The challenges presented by big data are spurring innovations in many areas of technology, not the least of which are storage and data processing. Consider Apache Hadoop, an open source software project aimed squarely at managing large sets of data—as large as petabytes of data in some cases.
The Hadoop platform consists of software that runs on clusters of distributed servers in the cloud, and hence its ability to handle big data. The data processing software that is included with Hadoop is MapReduce, which enables large processing jobs to be distributed in parallel across servers. The results are then combined into a single output. Both Apache Hadoop and MapReduce are part of the wave that is pushing the envelope of big data opportunities.
Companies are seemingly intrigued by the potential of analyzing heretofore unwieldy data sets. “Hadoop is really taking off, as organizations have realized there are huge amounts of data that are largely untapped,” says Deirdre Mahon, vice president of marketing at San Francisco-based RainStor Inc., a provider of database software that works with the Hadoop platform and MapReduce.

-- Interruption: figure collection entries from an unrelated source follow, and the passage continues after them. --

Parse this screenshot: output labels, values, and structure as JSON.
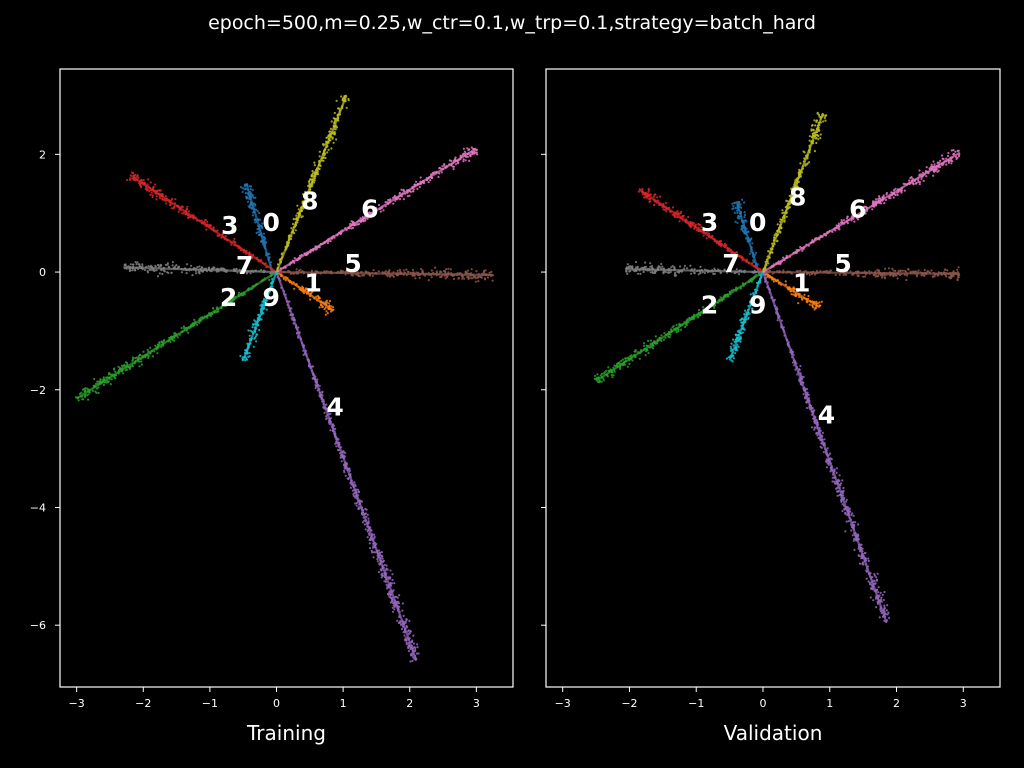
{
  "suptitle": "epoch=500,m=0.25,w_ctr=0.1,w_trp=0.1,strategy=batch_hard",
  "colors": {
    "0": "#1f77b4",
    "1": "#ff7f0e",
    "2": "#2ca02c",
    "3": "#d62728",
    "4": "#9467bd",
    "5": "#8c564b",
    "6": "#e377c2",
    "7": "#7f7f7f",
    "8": "#bcbd22",
    "9": "#17becf"
  },
  "chart_data": [
    {
      "type": "scatter",
      "title": "",
      "xlabel": "Training",
      "ylabel": "",
      "xlim": [
        -3.25,
        3.55
      ],
      "ylim": [
        -7.05,
        3.45
      ],
      "xticks": [
        -3,
        -2,
        -1,
        0,
        1,
        2,
        3
      ],
      "xtick_labels": [
        "−3",
        "−2",
        "−1",
        "0",
        "1",
        "2",
        "3"
      ],
      "yticks": [
        2,
        0,
        -2,
        -4,
        -6
      ],
      "ytick_labels": [
        "2",
        "0",
        "−2",
        "−4",
        "−6"
      ],
      "grid": false,
      "series": [
        {
          "cls": "0",
          "x": [
            -0.05,
            -0.45
          ],
          "y": [
            -0.05,
            1.5
          ]
        },
        {
          "cls": "1",
          "x": [
            0.0,
            0.85
          ],
          "y": [
            0.0,
            -0.65
          ]
        },
        {
          "cls": "2",
          "x": [
            0.0,
            -3.0
          ],
          "y": [
            0.0,
            -2.15
          ]
        },
        {
          "cls": "3",
          "x": [
            0.0,
            -2.2
          ],
          "y": [
            0.0,
            1.65
          ]
        },
        {
          "cls": "4",
          "x": [
            0.0,
            2.1
          ],
          "y": [
            0.0,
            -6.6
          ]
        },
        {
          "cls": "5",
          "x": [
            0.0,
            3.25
          ],
          "y": [
            0.0,
            -0.05
          ]
        },
        {
          "cls": "6",
          "x": [
            0.0,
            3.0
          ],
          "y": [
            0.0,
            2.1
          ]
        },
        {
          "cls": "7",
          "x": [
            0.0,
            -2.3
          ],
          "y": [
            0.0,
            0.08
          ]
        },
        {
          "cls": "8",
          "x": [
            0.0,
            1.05
          ],
          "y": [
            0.0,
            3.0
          ]
        },
        {
          "cls": "9",
          "x": [
            0.0,
            -0.5
          ],
          "y": [
            0.0,
            -1.5
          ]
        }
      ],
      "annotations": [
        {
          "text": "0",
          "x": -0.08,
          "y": 0.85
        },
        {
          "text": "1",
          "x": 0.55,
          "y": -0.18
        },
        {
          "text": "2",
          "x": -0.72,
          "y": -0.42
        },
        {
          "text": "3",
          "x": -0.7,
          "y": 0.8
        },
        {
          "text": "4",
          "x": 0.88,
          "y": -2.28
        },
        {
          "text": "5",
          "x": 1.15,
          "y": 0.15
        },
        {
          "text": "6",
          "x": 1.4,
          "y": 1.08
        },
        {
          "text": "7",
          "x": -0.48,
          "y": 0.12
        },
        {
          "text": "8",
          "x": 0.5,
          "y": 1.22
        },
        {
          "text": "9",
          "x": -0.08,
          "y": -0.42
        }
      ]
    },
    {
      "type": "scatter",
      "title": "",
      "xlabel": "Validation",
      "ylabel": "",
      "xlim": [
        -3.25,
        3.55
      ],
      "ylim": [
        -7.05,
        3.45
      ],
      "xticks": [
        -3,
        -2,
        -1,
        0,
        1,
        2,
        3
      ],
      "xtick_labels": [
        "−3",
        "−2",
        "−1",
        "0",
        "1",
        "2",
        "3"
      ],
      "yticks": [
        2,
        0,
        -2,
        -4,
        -6
      ],
      "ytick_labels": [
        "",
        "",
        "",
        "",
        ""
      ],
      "grid": false,
      "series": [
        {
          "cls": "0",
          "x": [
            -0.05,
            -0.4
          ],
          "y": [
            -0.05,
            1.2
          ]
        },
        {
          "cls": "1",
          "x": [
            0.0,
            0.85
          ],
          "y": [
            0.0,
            -0.6
          ]
        },
        {
          "cls": "2",
          "x": [
            0.0,
            -2.5
          ],
          "y": [
            0.0,
            -1.85
          ]
        },
        {
          "cls": "3",
          "x": [
            0.0,
            -1.85
          ],
          "y": [
            0.0,
            1.4
          ]
        },
        {
          "cls": "4",
          "x": [
            0.0,
            1.85
          ],
          "y": [
            0.0,
            -5.95
          ]
        },
        {
          "cls": "5",
          "x": [
            0.0,
            2.95
          ],
          "y": [
            0.0,
            -0.03
          ]
        },
        {
          "cls": "6",
          "x": [
            0.0,
            2.95
          ],
          "y": [
            0.0,
            2.03
          ]
        },
        {
          "cls": "7",
          "x": [
            0.0,
            -2.05
          ],
          "y": [
            0.0,
            0.05
          ]
        },
        {
          "cls": "8",
          "x": [
            0.0,
            0.9
          ],
          "y": [
            0.0,
            2.7
          ]
        },
        {
          "cls": "9",
          "x": [
            0.0,
            -0.5
          ],
          "y": [
            0.0,
            -1.5
          ]
        }
      ],
      "annotations": [
        {
          "text": "0",
          "x": -0.08,
          "y": 0.85
        },
        {
          "text": "1",
          "x": 0.58,
          "y": -0.18
        },
        {
          "text": "2",
          "x": -0.8,
          "y": -0.55
        },
        {
          "text": "3",
          "x": -0.8,
          "y": 0.85
        },
        {
          "text": "4",
          "x": 0.95,
          "y": -2.42
        },
        {
          "text": "5",
          "x": 1.2,
          "y": 0.15
        },
        {
          "text": "6",
          "x": 1.42,
          "y": 1.08
        },
        {
          "text": "7",
          "x": -0.48,
          "y": 0.15
        },
        {
          "text": "8",
          "x": 0.52,
          "y": 1.28
        },
        {
          "text": "9",
          "x": -0.08,
          "y": -0.55
        }
      ]
    }
  ]
}
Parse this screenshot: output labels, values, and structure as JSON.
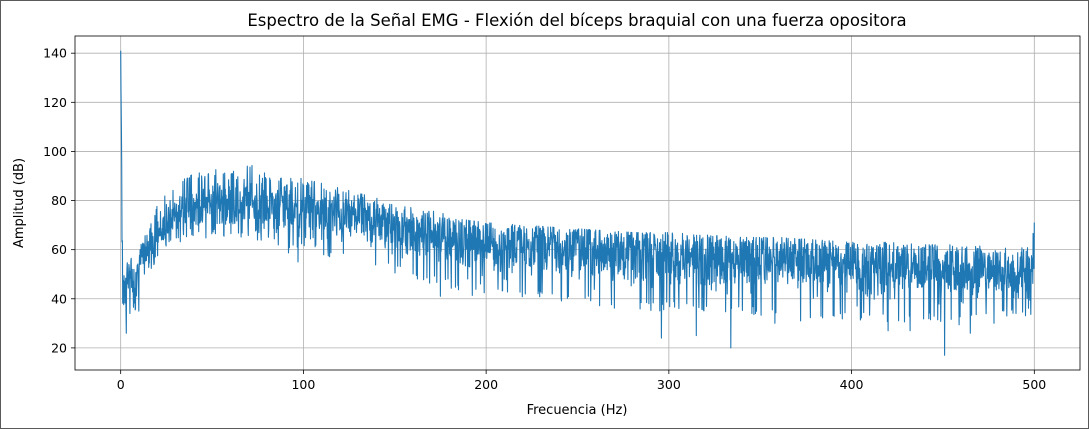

Birst Inc., a provider of business analytics, also in San Francisco, has recently jumped on the bandwagon, announcing support for Apache Hadoop. According to the company, the support will enable customers to use Birst’s BI solution to access Hadoop-based data in real time or integrate that data with data in other systems such as SAP or Salesforce.com. Information can be delivered to whoever needs it via dashboards, reports, ad-hoc queries, and mobile distribution.
According to Mahon, MapReduce represents a learning curve for many as special skills are required. (RainStor also runs with SQL.) For channel partners interested in getting up to speed with Apache Hadoop and MapReduce, Cloudera Inc., a Palo Alto, Calif.-based provider of a data platform built on Apache Hadoop, offers training and certification.